DIGITAL LIBRARY
PEER EVALUATIONS: DATA DRIVEN LEARNING OF DEBUGGING SKILLS
Emory University (UNITED STATES)
About this paper:
Appears in: EDULEARN24 Proceedings
Publication year: 2024
Pages: 7833-7841
ISBN: 978-84-09-62938-1
ISSN: 2340-1117
doi: 10.21125/edulearn.2024.1836
Conference name: 16th International Conference on Education and New Learning Technologies
Dates: 1-3 July, 2024
Location: Palma, Spain
Abstract:
Detecting and correcting errors in computer code, also known as debugging, is a fundamental skill for computer programmers. Novice programmers often find this skill difficult to learn. However, explicit and deliberate teaching of this skill is often overlooked in introductory programming courses, and students are left to learn it indirectly through trial and error while solving traditional code writing assignments.

To address this issue, we designed and implemented a course activity named "Peer Evaluations" which helps students practice their debugging skills by exposing them to hundreds of faulty programs written by their peers.

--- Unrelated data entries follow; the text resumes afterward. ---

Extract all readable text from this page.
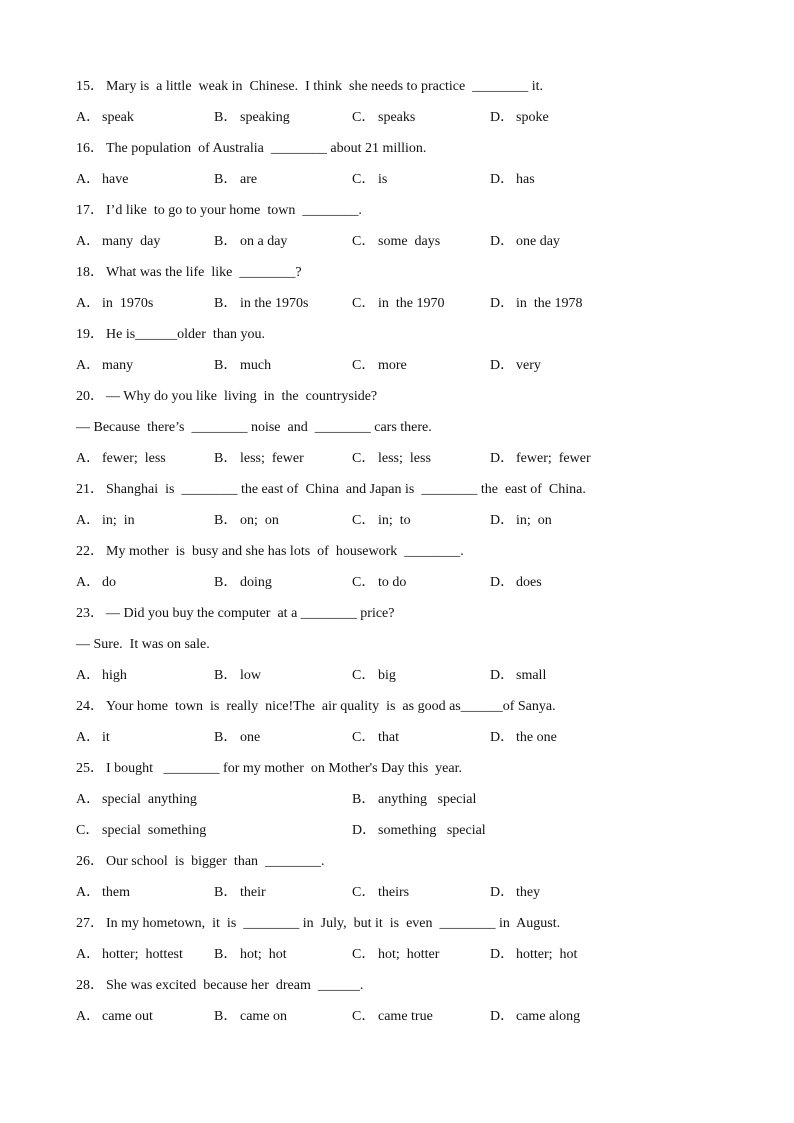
15． Mary is  a little  weak in  Chinese.  I think  she needs to practice  ________ it.
A． speak	B． speaking	C． speaks	D． spoke
16． The population  of Australia  ________ about 21 million.
A． have	B． are	C． is	D． has
17． I’d like  to go to your home  town  ________.
A． many  day	B． on a day	C． some  days	D． one day
18． What was the life  like  ________?
A． in  1970s	B． in the 1970s	C． in  the 1970	D． in  the 1978
19． He is______older  than you.
A． many	B． much	C． more	D． very
20． — Why do you like  living  in  the  countryside?
— Because  there’s  ________ noise  and  ________ cars there.
A． fewer;  less	B． less;  fewer	C． less;  less	D． fewer;  fewer
21． Shanghai  is  ________ the east of  China  and Japan is  ________ the  east of  China.
A． in;  in	B． on;  on	C． in;  to	D． in;  on
22． My mother  is  busy and she has lots  of  housework  ________.
A． do	B． doing	C． to do	D． does
23． — Did you buy the computer  at a ________ price?
— Sure.  It was on sale.
A． high	B． low	C． big	D． small
24． Your home  town  is  really  nice!The  air quality  is  as good as______of Sanya.
A． it	B． one	C． that	D． the one
25． I bought   ________ for my mother  on Mother's Day this  year.
A． special  anything	B． anything   special
C． special  something	D． something   special
26． Our school  is  bigger  than  ________.
A． them	B． their	C． theirs	D． they
27． In my hometown,  it  is  ________ in  July,  but it  is  even  ________ in  August.
A． hotter;  hottest	B． hot;  hot	C． hot;  hotter	D． hotter;  hot
28． She was excited  because her  dream  ______.
A． came out	B． came on	C． came true	D． came along
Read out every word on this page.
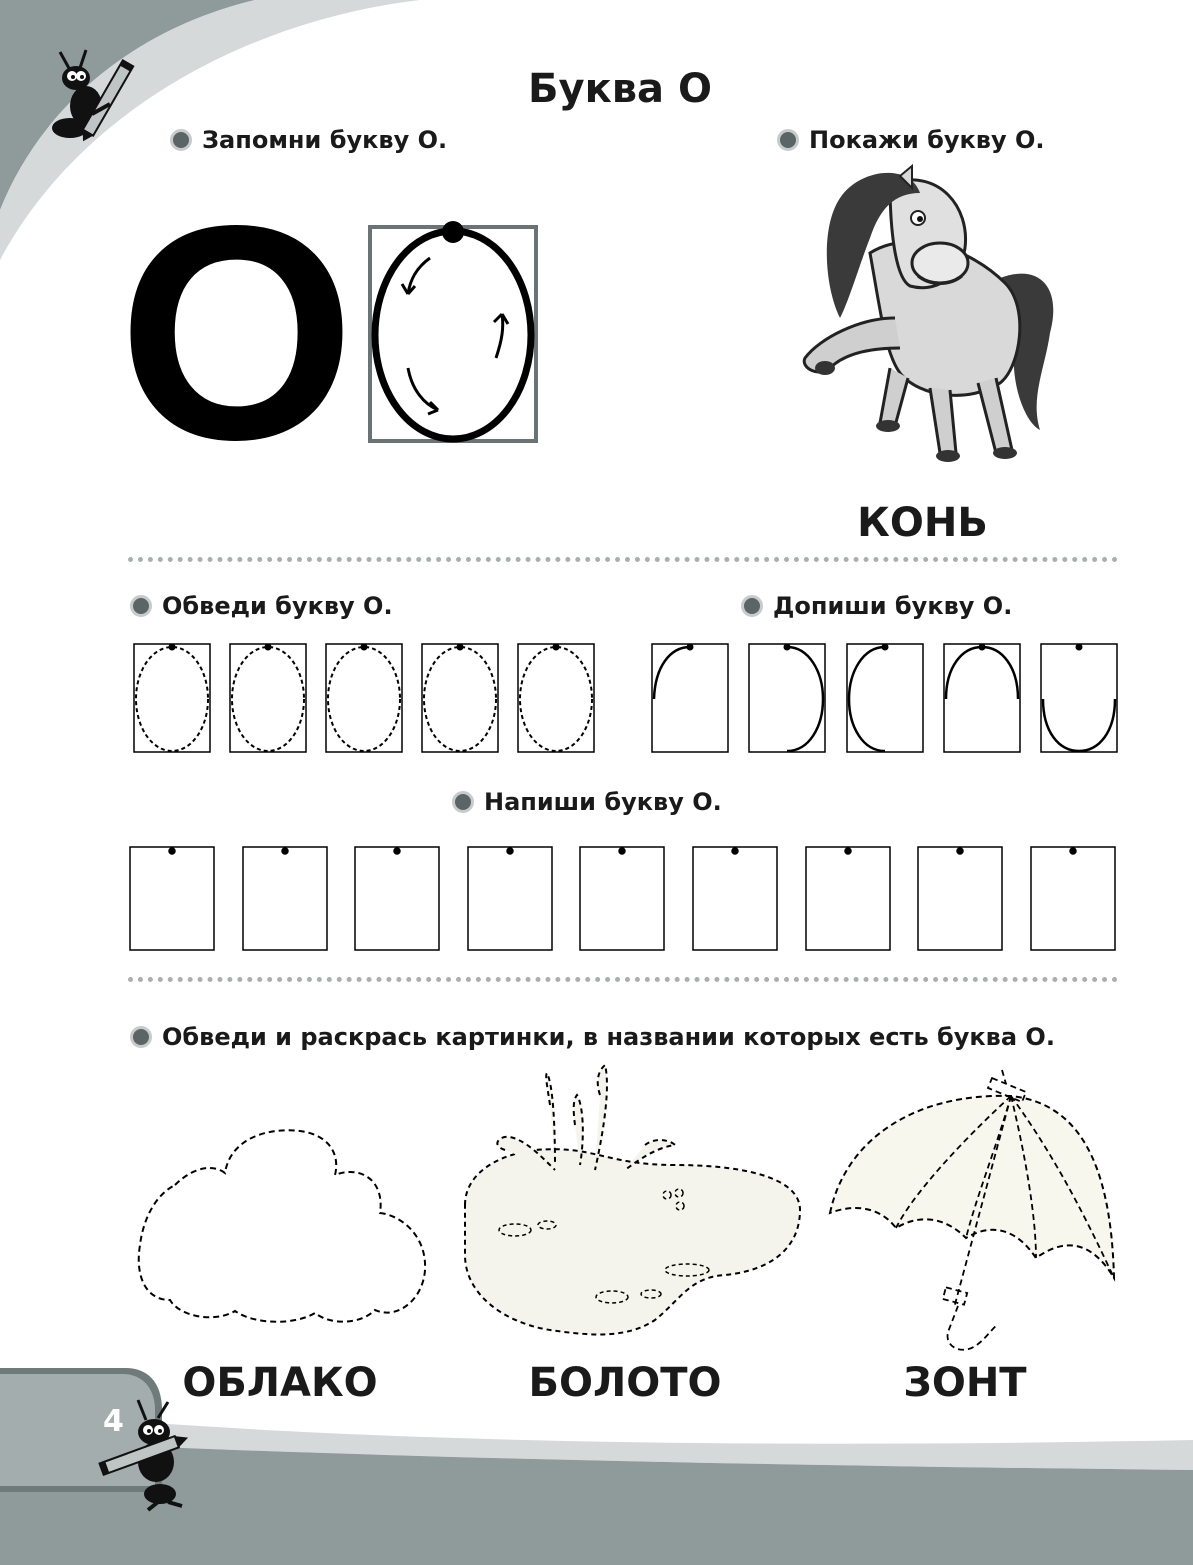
Буква О
Запомни букву О.	Покажи букву О.
О
КОНЬ
Обведи букву О.	Допиши букву О.
Напиши букву О.
Обведи и раскрась картинки, в названии которых есть буква О.
ОБЛАКО	БОЛОТО	ЗОНТ
4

During the semester, students regularly attempt to solve many programming problems, and all these attempts are stored in our course submission system. Incorrect submissions are anonymized and distributed to multiple students in the form of grading tasks. Each student (peer grader) solves a random set of grading tasks through an interface that shows them the original question, the original student’s answer, a correct answer, and a grading rubric. The goal of a peer grader is to find the mistakes in the original solution, assign a score to the solution according to the rubric, and write informative feedback. Peer graders receive credit based on the accuracy of their grading, which is automatically calculated as a function of the distance between each individual score and the median of the other scores assigned by other peer graders to the same problem.

We implemented this activity in a large introductory programming course for multiple semesters, and we evaluated it for accuracy over thousands of submissions. Our data showed very good internal accuracy, i.e., how much individual graders tend to agree with each other; and fair external accuracy, i.e., agreement between peer graders and teaching assistant. Further evaluation with independent judges revealed that a larger proportion of the aggregate scores assigned by peer graders was labeled more accurate than the corresponding scores assigned by teaching assistants.
Keywords:
Computer Science Education, Peer Grading, Debugging.